Bill Coleman (R) is one of the lung transplant recipients that David Roberts has met in the past few years. David gifted Bill a hat that reads “this body runs on spare parts.” (Photo: Courtesy David Roberts)
Three years have passed since David Roberts got a new lease on life.
A retired teacher from Atlantic Canada, David inspired many with his journey in 2018 as he got back to the sports he loves just five months after receiving a double-lung transplant at the Toronto Lung Transplant Program, part of University Health Network’s Ajmera Transplant Centre.
His story got media attention, and David started receiving calls from other patients waiting for a lung transplant. Inspired by these conversations, he decided to start a patient-to-patient support and mentorship program.
“You would be amazed at what a simple phone call means to someone who’s about to start their transplant journey,” says David, who has met more than 70 fellow lung transplant patients either in person or virtually. Most are from Atlantic Canada and recipients with UHN.
David says the Toronto Lung Transplant Program at UHN is “second to none” in the world, with an incredible team of experts in the field of lung transplantation. But he believes there is an important gap to bridge when it comes to shared experiences among recipients.
“I’m always very cautions not to give any medical or healthcare advice, since that is not my expertise,” he says.
“But I have found that many of these people just want to hear from someone who has lived through the process.”
One of the people David has met is Bill Coleman. Just like David, Bill lives in New Brunswick and was diagnosed with pulmonary fibrosis – a deadly disease where scar tissue progressively accumulates in the lungs compromising one’s capacity to breathe.
Bill met David through a common friend in Fredericton, N.B. They were able to connect before and after Bill’s transplant surgery, which took place this year, in February.
“Transplant is a journey no one is expecting to take in life,” Bill says.
“No matter how amazing the medical team is, they can’t know what it feels like.”
For Bill, the conversations with David were invaluable, from practical tips around nutrition and physical preparation for his transplant, to peer support to get through a difficult journey. Bill’s journey included navigating the referral system from New Brunswick to the Toronto Lung Transplant Program in Ontario, and the ups and downs that are common after transplant.
“My journey has been a roller coaster, and having David’s support was certainly key to help me continue moving forward,” he says.

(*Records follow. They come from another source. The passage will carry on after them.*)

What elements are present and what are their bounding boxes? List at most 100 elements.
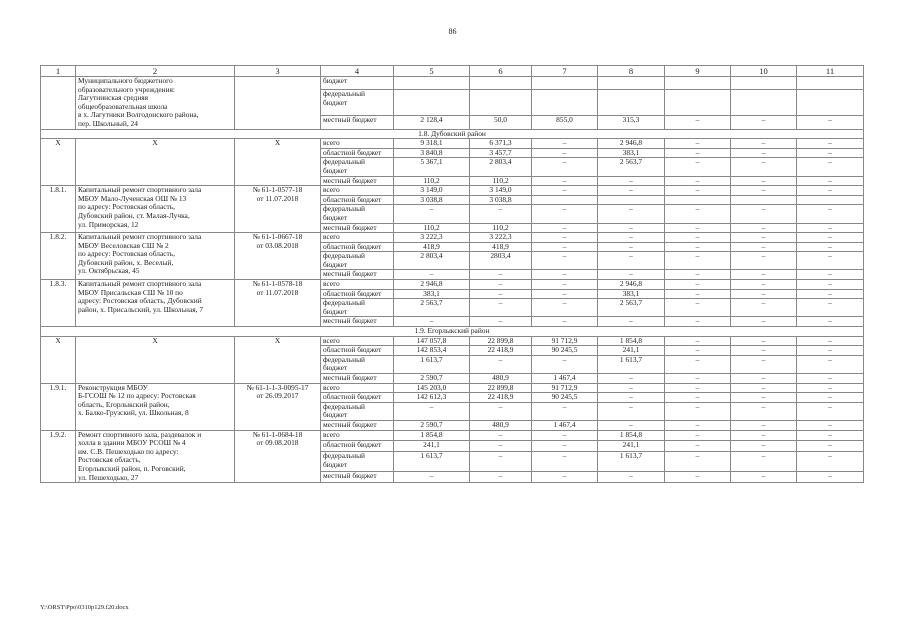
value-cell: 110,2 <box>393 175 470 187</box>
value-cell: 2 946,8 <box>597 138 665 149</box>
value-cell: – <box>597 471 665 484</box>
value-cell: – <box>730 401 797 421</box>
value-cell: – <box>796 429 864 442</box>
value-cell: – <box>531 316 598 328</box>
budget-type: федеральный бюджет <box>320 251 394 271</box>
table-row: федеральный бюджет – – – – – – – <box>41 401 864 421</box>
value-cell: – <box>393 204 470 224</box>
contract-number: X <box>234 335 321 384</box>
value-cell: – <box>730 147 797 159</box>
value-cell <box>531 194 598 206</box>
value-cell: 241,1 <box>597 345 665 356</box>
table-row: областной бюджет 142 853,4 22 418,9 90 245,… <box>41 345 864 356</box>
budget-type: местный бюджет <box>320 316 394 328</box>
value-cell: 147 057,8 <box>393 335 470 347</box>
value-cell: 1 854,8 <box>597 429 665 442</box>
value-cell <box>393 75 470 91</box>
value-cell: – <box>664 382 731 394</box>
value-cell <box>531 75 598 91</box>
object-name: Муниципального бюджетного образовательно… <box>75 76 235 130</box>
value-cell: – <box>469 316 532 328</box>
value-cell: – <box>796 279 864 290</box>
value-cell: 110,2 <box>469 175 532 187</box>
value-cell: 9 318,1 <box>393 138 470 149</box>
value-cell: – <box>730 392 797 403</box>
column-header: 8 <box>597 65 665 77</box>
value-cell <box>469 75 532 91</box>
budget-type: всего <box>320 279 394 290</box>
contract-number <box>234 76 321 130</box>
value-cell: – <box>796 222 864 234</box>
budget-type: областной бюджет <box>320 440 394 453</box>
value-cell: – <box>796 298 864 318</box>
value-cell: – <box>796 354 864 375</box>
budget-type: местный бюджет <box>320 373 394 384</box>
value-cell: – <box>469 298 532 318</box>
value-cell: 1 613,7 <box>597 354 665 375</box>
budget-type: местный бюджет <box>320 419 394 431</box>
section-row: 1.9. Егорлыкский район <box>40 326 864 337</box>
value-cell: – <box>531 451 598 473</box>
value-cell: – <box>796 316 864 328</box>
row-number: X <box>40 335 76 384</box>
value-cell: – <box>796 157 864 177</box>
value-cell <box>393 89 470 117</box>
value-cell: – <box>730 451 797 473</box>
value-cell: – <box>664 316 731 328</box>
value-cell: – <box>730 185 797 196</box>
table-row: Муниципального бюджетного образовательно… <box>40 75 864 130</box>
value-cell: – <box>664 288 731 300</box>
value-cell: 142 612,3 <box>393 392 470 403</box>
row-number <box>40 76 76 130</box>
value-cell: – <box>730 204 797 224</box>
value-cell <box>597 75 665 91</box>
value-cell: 383,1 <box>393 288 470 300</box>
table-row: местный бюджет 2 590,7 480,9 1 467,4– – – – <box>41 373 864 384</box>
value-cell: – <box>796 373 864 384</box>
budget-type: федеральный бюджет <box>320 451 394 473</box>
budget-type: местный бюджет <box>320 115 394 130</box>
value-cell: – <box>664 440 731 453</box>
row-number: 1.8.3. <box>40 279 76 328</box>
value-cell: – <box>664 401 731 421</box>
value-cell: 110,2 <box>393 222 470 234</box>
value-cell: – <box>730 232 797 243</box>
value-cell: – <box>664 269 731 281</box>
value-cell <box>531 89 598 117</box>
table-row: местный бюджет 110,2 110,2– – – – – <box>41 175 864 187</box>
value-cell: – <box>730 298 797 318</box>
value-cell: – <box>664 232 731 243</box>
value-cell <box>730 75 797 91</box>
column-header: 11 <box>796 65 864 77</box>
object-name: Реконструкция МБОУ Б-ГСОШ № 12 по адресу… <box>75 382 235 431</box>
value-cell: 2 590,7 <box>393 419 470 431</box>
column-header: 2 <box>75 65 235 77</box>
value-cell: – <box>531 288 598 300</box>
value-cell: – <box>664 204 731 224</box>
budget-type: федеральный бюджет <box>320 204 394 224</box>
budget-type: всего <box>320 429 394 442</box>
value-cell: – <box>730 222 797 234</box>
contract-number: № 61-1-0684-18 от 09.08.2018 <box>234 429 321 484</box>
value-cell <box>664 194 731 206</box>
value-cell: – <box>664 373 731 384</box>
value-cell: – <box>597 392 665 403</box>
value-cell: 3 222,3 <box>393 232 470 243</box>
value-cell: – <box>597 373 665 384</box>
value-cell: – <box>664 115 731 130</box>
value-cell: – <box>531 471 598 484</box>
budget-type: федеральный бюджет <box>320 89 394 117</box>
value-cell: 315,3 <box>597 115 665 130</box>
section-title: 1.8. Дубовский район <box>40 128 864 140</box>
budget-type: федеральный бюджет <box>320 157 394 177</box>
row-number: 1.8.1. <box>40 185 76 234</box>
value-cell: – <box>796 115 864 130</box>
value-cell: – <box>796 251 864 271</box>
value-cell: – <box>664 345 731 356</box>
value-cell: – <box>664 251 731 271</box>
object-name: X <box>75 335 235 384</box>
table-row: областной бюджет 418,9 418,9– – – – – <box>41 241 864 253</box>
value-cell: – <box>796 382 864 394</box>
value-cell: – <box>730 440 797 453</box>
value-cell: 91 712,9 <box>531 335 598 347</box>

David and Bill became good friends. Their families got together this summer after being fully vaccinated. On that occasion, David presented Bill with his lucky hat, which reads “this body runs on spare parts.”
Patient-to-patient connections can play a big role in supporting patients through a number of health conditions, and that is particularly true in transplant.
Dr. Shaf Keshavjee, Director of the Lung Transplant Program, and David’s surgeon three years ago, says he is happy to see patients making connections through their transplant journeys.
Dr. Cecilia Chaparro, Medical Director of the Lung Transplant Program, and Bill’s physician, says this type of support is critical for positive outcomes.
“We know from our practice and from medical literature that having adequate support from family and from other patients who have lived experience makes a difference,” says Dr. Chaparro.
“Transplant is a journey like no other, as patients must prepare to receive the new organ and adapt to lifelong immunosuppressing therapies.
“Having a good support system is critical to get them through this journey,” says Dr. Keshavjee.
As for David, he says it is very rewarding to connect with other transplant recipients and feel he was able to help them adapt to life after receiving a new organ.
“I learn something new from every person I meet, and I try to pass it along,” he says. “It has been a real gift, in my mind, to have met each of them.”
David continues to enjoy life post-transplant with his family, taking the best possible care of his lungs – extremely thankful to his donor and appreciative of all organ donors and their families who make transplant possible.
Now 69 years old, he continues to play hockey and pickleball regularly. He looks forward to participating in the Kamloops Senior Games 2022, in B.C., where he will join the 70+ Hockey team.